Mid-session screen with multiple Django apps scaffolded — Mid-session — multiple apps taking shape

Final state with 50 plus files and test suite generated — Late phase — 50+ files and a test suite in place

How It Compared with MiniMax-2.5

In the MiniMax-2.5 validation article, a single 96GB GPU with Expert Offload held 34-37 t/s stably. That run also felt more stable under longer context, and it felt immediately usable for web generation tasks.
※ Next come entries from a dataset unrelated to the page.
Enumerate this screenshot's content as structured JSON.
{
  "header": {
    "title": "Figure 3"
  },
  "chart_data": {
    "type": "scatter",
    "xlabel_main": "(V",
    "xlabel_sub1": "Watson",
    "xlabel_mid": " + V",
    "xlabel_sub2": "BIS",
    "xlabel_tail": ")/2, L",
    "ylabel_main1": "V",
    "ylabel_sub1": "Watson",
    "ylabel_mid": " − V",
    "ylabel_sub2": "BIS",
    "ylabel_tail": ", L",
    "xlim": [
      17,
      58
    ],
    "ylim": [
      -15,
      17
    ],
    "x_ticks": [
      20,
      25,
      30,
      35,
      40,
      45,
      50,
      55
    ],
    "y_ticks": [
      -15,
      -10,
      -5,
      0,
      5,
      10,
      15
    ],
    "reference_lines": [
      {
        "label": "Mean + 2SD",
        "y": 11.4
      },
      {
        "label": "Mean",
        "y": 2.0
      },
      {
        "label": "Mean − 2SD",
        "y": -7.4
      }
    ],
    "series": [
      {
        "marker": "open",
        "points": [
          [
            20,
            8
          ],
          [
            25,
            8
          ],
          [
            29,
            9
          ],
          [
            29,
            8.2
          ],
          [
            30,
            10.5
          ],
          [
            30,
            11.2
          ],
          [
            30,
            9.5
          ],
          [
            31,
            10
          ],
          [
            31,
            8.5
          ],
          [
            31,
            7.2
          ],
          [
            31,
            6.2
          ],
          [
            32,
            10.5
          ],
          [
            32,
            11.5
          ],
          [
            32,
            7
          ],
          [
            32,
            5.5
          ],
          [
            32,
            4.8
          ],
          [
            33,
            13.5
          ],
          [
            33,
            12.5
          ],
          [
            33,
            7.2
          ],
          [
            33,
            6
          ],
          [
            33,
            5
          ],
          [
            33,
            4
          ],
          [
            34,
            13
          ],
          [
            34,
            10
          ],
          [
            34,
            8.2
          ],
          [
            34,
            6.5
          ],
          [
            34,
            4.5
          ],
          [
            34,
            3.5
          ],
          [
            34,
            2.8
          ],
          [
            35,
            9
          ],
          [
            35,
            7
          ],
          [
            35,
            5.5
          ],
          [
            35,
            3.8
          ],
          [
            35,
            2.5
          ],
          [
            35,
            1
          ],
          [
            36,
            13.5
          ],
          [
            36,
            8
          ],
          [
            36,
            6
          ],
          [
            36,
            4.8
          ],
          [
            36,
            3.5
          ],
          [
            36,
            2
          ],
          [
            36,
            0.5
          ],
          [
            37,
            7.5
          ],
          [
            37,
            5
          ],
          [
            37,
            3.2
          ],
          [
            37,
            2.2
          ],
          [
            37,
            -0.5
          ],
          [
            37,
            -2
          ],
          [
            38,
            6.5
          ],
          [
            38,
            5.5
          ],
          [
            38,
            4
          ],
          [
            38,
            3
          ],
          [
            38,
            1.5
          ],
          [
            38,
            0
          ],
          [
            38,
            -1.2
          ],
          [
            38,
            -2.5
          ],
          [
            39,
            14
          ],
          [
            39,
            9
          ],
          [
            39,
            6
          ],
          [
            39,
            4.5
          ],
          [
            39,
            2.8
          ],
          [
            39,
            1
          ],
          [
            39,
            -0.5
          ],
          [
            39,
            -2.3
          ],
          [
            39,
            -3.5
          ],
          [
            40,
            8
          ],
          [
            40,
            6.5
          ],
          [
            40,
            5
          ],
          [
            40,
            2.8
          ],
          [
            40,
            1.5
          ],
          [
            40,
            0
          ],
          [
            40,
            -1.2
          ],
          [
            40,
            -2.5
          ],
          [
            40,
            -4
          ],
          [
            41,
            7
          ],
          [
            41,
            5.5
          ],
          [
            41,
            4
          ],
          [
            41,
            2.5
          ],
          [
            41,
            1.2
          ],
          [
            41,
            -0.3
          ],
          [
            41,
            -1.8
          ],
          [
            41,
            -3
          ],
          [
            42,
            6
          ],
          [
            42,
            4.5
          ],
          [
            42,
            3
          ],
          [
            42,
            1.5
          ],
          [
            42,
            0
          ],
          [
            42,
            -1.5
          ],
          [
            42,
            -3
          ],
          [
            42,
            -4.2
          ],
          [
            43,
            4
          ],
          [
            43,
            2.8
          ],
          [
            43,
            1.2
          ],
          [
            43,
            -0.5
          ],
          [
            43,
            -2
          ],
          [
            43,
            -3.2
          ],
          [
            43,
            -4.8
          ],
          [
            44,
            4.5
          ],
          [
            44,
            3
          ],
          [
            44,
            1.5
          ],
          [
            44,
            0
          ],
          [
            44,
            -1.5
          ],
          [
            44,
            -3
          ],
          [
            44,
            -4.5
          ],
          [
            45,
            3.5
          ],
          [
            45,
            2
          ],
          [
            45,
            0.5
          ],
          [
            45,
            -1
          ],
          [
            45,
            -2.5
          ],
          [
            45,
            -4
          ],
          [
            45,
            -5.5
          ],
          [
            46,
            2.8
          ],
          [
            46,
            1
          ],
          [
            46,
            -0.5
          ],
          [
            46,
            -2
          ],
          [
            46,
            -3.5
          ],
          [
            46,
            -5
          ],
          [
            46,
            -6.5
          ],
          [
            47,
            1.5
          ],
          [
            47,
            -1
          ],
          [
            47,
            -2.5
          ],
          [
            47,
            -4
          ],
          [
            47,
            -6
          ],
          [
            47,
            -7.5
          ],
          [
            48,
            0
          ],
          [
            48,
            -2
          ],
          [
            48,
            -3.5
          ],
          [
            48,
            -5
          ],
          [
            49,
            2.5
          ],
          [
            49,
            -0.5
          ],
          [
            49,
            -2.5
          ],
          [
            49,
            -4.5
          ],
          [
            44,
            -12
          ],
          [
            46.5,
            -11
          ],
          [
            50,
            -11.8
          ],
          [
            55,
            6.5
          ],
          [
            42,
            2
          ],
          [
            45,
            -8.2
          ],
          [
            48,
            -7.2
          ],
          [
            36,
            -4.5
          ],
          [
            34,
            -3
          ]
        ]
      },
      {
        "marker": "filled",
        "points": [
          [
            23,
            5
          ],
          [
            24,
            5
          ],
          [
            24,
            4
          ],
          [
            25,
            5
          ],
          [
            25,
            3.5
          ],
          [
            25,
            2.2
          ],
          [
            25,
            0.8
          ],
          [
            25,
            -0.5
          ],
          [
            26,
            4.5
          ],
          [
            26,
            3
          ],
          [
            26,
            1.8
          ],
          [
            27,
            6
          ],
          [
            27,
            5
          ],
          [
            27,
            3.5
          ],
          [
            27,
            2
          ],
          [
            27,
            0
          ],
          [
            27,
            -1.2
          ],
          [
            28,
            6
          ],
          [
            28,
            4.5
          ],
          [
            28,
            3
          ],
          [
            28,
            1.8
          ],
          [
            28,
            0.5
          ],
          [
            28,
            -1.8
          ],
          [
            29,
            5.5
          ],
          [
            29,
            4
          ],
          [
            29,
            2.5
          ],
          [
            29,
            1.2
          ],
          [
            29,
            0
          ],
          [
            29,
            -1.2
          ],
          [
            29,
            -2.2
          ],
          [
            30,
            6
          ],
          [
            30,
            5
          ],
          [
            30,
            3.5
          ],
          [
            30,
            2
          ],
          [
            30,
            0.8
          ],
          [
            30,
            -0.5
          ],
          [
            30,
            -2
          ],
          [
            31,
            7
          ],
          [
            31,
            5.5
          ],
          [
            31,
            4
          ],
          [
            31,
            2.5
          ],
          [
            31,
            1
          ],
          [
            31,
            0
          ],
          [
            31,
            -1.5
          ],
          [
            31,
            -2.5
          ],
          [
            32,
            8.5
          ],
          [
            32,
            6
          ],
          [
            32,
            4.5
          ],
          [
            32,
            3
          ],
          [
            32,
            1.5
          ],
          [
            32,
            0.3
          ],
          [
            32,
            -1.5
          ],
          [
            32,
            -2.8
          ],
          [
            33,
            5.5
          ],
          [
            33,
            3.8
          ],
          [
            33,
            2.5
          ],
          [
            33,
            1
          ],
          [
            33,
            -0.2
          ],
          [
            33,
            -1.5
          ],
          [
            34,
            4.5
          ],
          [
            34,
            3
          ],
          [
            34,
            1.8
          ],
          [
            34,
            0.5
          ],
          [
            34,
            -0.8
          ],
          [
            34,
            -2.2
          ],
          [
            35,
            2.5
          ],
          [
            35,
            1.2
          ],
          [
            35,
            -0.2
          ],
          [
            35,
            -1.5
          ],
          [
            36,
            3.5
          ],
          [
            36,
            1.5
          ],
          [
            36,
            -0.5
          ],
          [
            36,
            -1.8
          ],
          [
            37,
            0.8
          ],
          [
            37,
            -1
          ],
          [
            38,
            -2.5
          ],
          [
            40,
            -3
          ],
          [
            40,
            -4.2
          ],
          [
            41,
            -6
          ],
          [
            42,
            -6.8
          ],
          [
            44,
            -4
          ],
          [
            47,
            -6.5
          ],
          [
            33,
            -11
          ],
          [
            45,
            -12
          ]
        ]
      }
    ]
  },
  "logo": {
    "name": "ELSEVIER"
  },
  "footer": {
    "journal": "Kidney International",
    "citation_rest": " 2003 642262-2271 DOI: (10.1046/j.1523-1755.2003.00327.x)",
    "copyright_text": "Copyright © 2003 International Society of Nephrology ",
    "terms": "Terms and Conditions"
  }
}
This M2.7 run is not a strict apples-to-apples comparison. M2.5 was single GPU + Expert Offload, while M2.7 was closer to full local inference on dual Blackwell + smol-IQ3_KS, so the premises are very different. Even so, my impression was that M2.5 already handled tool conventions and output quality very well, while M2.7 felt like it had another layer of headroom.

Despite working from a more complex specification than in the M2.5 test, token usage also looked roughly half as large. This run was around 66k, while I remember the M2.5 generation taking roughly 122k.

M2.5 was already good enough that I had high expectations for M2.7, and in practice the size, tool behavior, and output quality all delivered. I was not even planning to benchmark it much further because the licensing situation already made it unusable for my purposes, but the community comment threads were heated enough that I still held onto the faint hope there might be some opening, so I at least ran a benchmark.

The Modified-MIT Label Means Something Very Different in M2.5 and M2.7

MiniMax-M2.7 is under a modified-MIT license, but commercial use is not freely allowed.

By contrast, when I read the M2.5 modified-MIT terms in March 2026, they did not appear to block commercial use in the same way. That difference matters. If I want something that could plausibly connect to commercial work, the more realistic path is still to fine-tune M2.5 and shape it toward my own system.

Interesting for benchmarking, study, and strictly personal local validation
Hard to place directly in business workflows, client work, or internal commercial development loops
Impossible to justify as a default local model

Performance is strong, but licensing ends up being the real decision axis. I could not confidently judge how far the restriction might extend to generated outputs or secondary artifacts, and that uncertainty alone was enough to rule it out as a regular option.

Measurement Method

I was never treating this as something that could go straight into production, so the benchmark itself was fairly rough and I also forgot to preserve the inference logs.

Afterward I gave Claude only the relevant parts of the video and had it collect PP/TG values frame by frame, so some reading error is possible. Treat the rendered output in the video as the ground truth.